Ein lebendiger Mann im tantrischen Sinne ist ein sexueller und im Herzen berührbarer Mann. »Er ist – wie es eine alte tantrische Definition von Männlichkeit beschreibt ›einer, der das Staunen noch nicht verlernt hat‹.«
Und welche Tipps hält die chinesische Gesundheitslehre für das Sexleben von Männern und Frauen in der Lebensmitte bereit?
Christine Bodenschatz-Li ist Sinologin, Ärztin für chinesische Medizin und Buchautorin. In ihrer Praxis in der Hamburger Altstadt sammelt und studiert sie unter anderem chinesische Medizinklassiker – je älter, desto besser.
Ich hatte in ihrem Bestseller Der Weg der Kaiserin gelesen, dass Sexualität eine Möglichkeit sei, die Lebenskraft zu stärken. Im daoistischen Ritus dient Sex sogar ausdrücklich der Lebensverlängerung. Und das funktioniert am besten, wenn es einem der Partner gelingt, den anderen so »anzuheizen«, dass er dann in der sexuellen Begegnung dessen Lebenskraft wie ein Vampir »abzapfen« kann. Dem weniger gefestigten Partner geht dabei allerdings jedes Mal etwas von seiner Essenz verloren. Er wird geschwächt.

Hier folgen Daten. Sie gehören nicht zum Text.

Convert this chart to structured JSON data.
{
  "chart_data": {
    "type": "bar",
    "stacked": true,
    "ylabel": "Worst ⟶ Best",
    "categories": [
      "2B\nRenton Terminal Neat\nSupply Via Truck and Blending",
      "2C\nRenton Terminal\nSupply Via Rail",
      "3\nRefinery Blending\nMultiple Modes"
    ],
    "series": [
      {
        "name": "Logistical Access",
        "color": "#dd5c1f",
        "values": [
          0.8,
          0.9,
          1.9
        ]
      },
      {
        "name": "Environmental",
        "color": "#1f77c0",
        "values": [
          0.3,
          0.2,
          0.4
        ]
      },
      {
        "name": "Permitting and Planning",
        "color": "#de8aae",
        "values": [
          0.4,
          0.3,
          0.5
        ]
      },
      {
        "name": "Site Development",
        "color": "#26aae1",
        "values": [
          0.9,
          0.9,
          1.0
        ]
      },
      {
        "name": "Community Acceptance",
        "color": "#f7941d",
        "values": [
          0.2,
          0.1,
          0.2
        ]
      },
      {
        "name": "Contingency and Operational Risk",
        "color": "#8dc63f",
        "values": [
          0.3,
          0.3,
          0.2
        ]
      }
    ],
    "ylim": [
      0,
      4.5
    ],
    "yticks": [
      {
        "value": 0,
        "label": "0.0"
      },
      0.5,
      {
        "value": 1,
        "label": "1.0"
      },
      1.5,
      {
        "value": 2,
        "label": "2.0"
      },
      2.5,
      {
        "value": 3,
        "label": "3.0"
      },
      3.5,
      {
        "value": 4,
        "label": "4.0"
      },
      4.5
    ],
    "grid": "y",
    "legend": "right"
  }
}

Eine Frau kann sich auf diese Weise von einem jüngeren Mann etwas von seiner noch in Fülle vorhandenen Energie holen, ein älterer Mann vermag von der unverbrauchten Vitalität einer jungen Frau zu profitieren, sie regelrecht als Quelle zu nutzen. »Im alten China haben sich Männer das bewusst zunutze gemacht. Heute, im modernen Westen, geschieht es unbewusst«, schreibt Christine Li und erklärt dazu: »Unsere Umwelt ist zwar einerseits übersexualisiert, dabei aber völlig unerotisch.«
Als ich sie fragte, wie denn aber ein älteres Paar sich gegenseitig stärken könne, wenn beiden nur noch relativ wenig »Essenz« zur Verfügung steht, erzählte mir Christine Li von ihren Forschungen über die Ming-Zeit (1368-1644): In dieser ansonsten konservativen Periode in der Geschichte Chinas wurden von einigen Philosophen und Ärzten die althergebrachten Vorstellungen von Sexualität kritisiert: Die Beschreibungen von Sexualtechniken läsen sich wie Anleitungen zur strategischen Kriegsführung zwischen Mann und Frau, hieß es. Denn wer nach diesen Vorgaben dem Gegner beim Sex die Essenz entlocken wollte, ohne sich selbst etwas zu vergeben, musste emotional unbeteiligt bleiben. Und im Kampf um die Lebenskraft konnte nur einer, er oder sie, gewinnen, also Beute machen. Einer dieser Ärzte, Zhang Jingyue, klagte: Insbesondere die Frauen würden dabei oft sehr traurig und einsam und mit vielfältigen Krankheiten zurückbleiben, wenn die Männer auf der Jagd nach ewiger Jugend ihre Machtposition ausnutzten, um immer jüngere Konkubinen zu erwerben.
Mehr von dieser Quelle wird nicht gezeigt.